Après les révélations de l’opposant Alexeï Navalny, le Kremlin pousse Instagram à supprimer des posts

Après les révélations de l’opposant Alexeï Navalny, le Kremlin pousse Instagram à supprimer des posts

Image :

Extrait de la vidéo postée par Aleksei Navalny le 8 février sur sa chaîne Youtube

photo de profil

Par Pierre Schneidermann

Publié le

C’est la toute première fois qu’une Cour de Justice russe exige ce type d’intervention auprès des géants du Web américains.

À voir aussi sur Konbini

Alexeï Navalny, 41 ans, est avocat et opposant farouche de Vladimir Poutine depuis 2011. Organisateur régulier de manifestations contestant les pouvoirs en place, il annonce même, en 2016, sa candidature pour l’élection présidentielle de 2018 – candidature qui sera par la suite invalidée par les autorités.

Alexeï Navalny est aussi un homme que le Kremlin cherche régulièrement à déstabiliser. On l’accuse, en 2012, d’avoir détourné les fonds d’une société forestière. Il aurait récidivé en 2014 avec une filiale russe d’Yves Rocher. Aussi, depuis 2011, on le soupçonne d’être sous l’influence des États-Unis.

Pour ajouter quelques pigments de complexité au tableau, Alexeï Navalny joue, idéologiquement, sur des terres mouvantes. En effet, à plusieurs reprises dans son parcours politique, il s’est lié à des mouvements d’extrême droite et se fend de propos anti-migrants.

Enfin, Alexeï Navalny est un excellent communicant, parfaitement à l’aise sur les territoires numériques. Blog, Twitter, YouTube et Instagram, il utilise tout ce que le Web offre comme canaux d’expression pour livrer son cheval de bataille : la lutte contre la corruption des élites.

Réponse à deux vitesses

La vidéo qu’il a postée le 8 février s’inscrit dans cette démarche. Visionnée plus de 5 millions de fois, elle a plus buzzé que d’ordinaire. Après avoir minutieusement épluché le compte Instagram d’Anastasia Vashkevich, une supposée escort-girl de 21 ans, l’équipe d’Alexeï Navalny découvre qu’en 2016, elle aurait tenu compagnie, sur un yacht, à deux hommes importants : Oleg Deripaska et Sergei Prikhodko, respectivement milliardaire et homme d’État.

Deripaska porte plainte. Très remontée, la Russie pousse Instagram (détenu par Facebook) à supprimer les posts de la jeune escort-girl et YouTube (détenu par Google) à supprimer la vidéo d’Alexeï Navalny.

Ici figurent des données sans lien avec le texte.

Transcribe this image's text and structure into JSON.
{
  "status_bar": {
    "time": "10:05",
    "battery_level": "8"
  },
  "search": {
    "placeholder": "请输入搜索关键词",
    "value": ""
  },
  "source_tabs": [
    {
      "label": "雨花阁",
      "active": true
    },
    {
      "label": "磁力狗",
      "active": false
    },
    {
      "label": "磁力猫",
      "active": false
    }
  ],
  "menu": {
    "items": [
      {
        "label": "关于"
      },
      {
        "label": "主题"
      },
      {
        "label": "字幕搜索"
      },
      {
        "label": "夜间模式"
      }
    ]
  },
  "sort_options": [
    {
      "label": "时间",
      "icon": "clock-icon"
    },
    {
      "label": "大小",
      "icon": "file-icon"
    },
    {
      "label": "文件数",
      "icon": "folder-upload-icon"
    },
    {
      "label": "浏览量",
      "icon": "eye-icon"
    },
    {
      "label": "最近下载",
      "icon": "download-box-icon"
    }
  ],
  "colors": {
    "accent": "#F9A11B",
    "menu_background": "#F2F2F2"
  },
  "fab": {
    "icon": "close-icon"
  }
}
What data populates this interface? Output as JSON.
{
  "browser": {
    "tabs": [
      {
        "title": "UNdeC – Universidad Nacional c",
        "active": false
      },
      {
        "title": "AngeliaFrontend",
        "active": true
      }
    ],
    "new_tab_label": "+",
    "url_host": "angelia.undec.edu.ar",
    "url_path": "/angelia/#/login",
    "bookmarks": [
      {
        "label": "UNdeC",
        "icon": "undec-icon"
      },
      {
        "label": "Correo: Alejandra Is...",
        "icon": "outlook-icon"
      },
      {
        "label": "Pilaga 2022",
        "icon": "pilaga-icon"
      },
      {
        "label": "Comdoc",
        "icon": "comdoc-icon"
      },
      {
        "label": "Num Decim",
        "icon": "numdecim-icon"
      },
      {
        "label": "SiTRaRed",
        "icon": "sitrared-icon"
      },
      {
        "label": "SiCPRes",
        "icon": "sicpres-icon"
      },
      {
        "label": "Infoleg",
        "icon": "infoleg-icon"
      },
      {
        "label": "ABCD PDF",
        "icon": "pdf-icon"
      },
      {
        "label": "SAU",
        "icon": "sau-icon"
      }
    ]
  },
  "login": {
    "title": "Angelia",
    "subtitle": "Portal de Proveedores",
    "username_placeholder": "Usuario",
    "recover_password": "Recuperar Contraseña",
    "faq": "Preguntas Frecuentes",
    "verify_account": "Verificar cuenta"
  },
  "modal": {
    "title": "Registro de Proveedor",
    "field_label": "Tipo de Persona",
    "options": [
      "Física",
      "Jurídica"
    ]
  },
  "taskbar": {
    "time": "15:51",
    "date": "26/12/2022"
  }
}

Menu chantage à la clé : si vous ne le faites pas, nous bloquons Instagram et YouTube dans tout le pays.

De son plein gré, la jeune femme supprime quatorze des posts problématiques. Instagram finit le boulot et supprime les deux derniers. Interrogé par Buzzfeed sur cette ingérence, le réseau social répond :

“Lorsque les gouvernements estiment qu’un contenu présent sur Internet viole leurs lois, ils peuvent contacter les entreprises et nous demander de restreindre l’accès à ce contenu. […] Nous examinons soigneusement ces signalements et, selon les lois locales et lorsque la demande est appropriée, nous bloquons l’accès dans les pays ou territoires concernés.”

Sur YouTube, la vidéo a promptement disparu mais pour des raisons de… droits d’auteur. En effet, un extrait vidéo copyrighté avait été réutilisé sans l’aval de son auteur. La seconde vidéo, uploadée dans la foulée, est pour le moment encore en ligne.

Cité par le New York Times, un employé de la plateforme explique que YouTube n’a pas encore pris de décision définitive et ajoute que, si une quelconque suppression de contenus devait avoir lieu, la vidéo ne serait bloquée qu’en Russie. C’est la première fois qu’une Cour de Justice russe formule une telle demande auprès des géants du Web. Quant au blog d’Alexeï Navalny, les autorités russes en ont bloqué l’accès dans toute la Russie.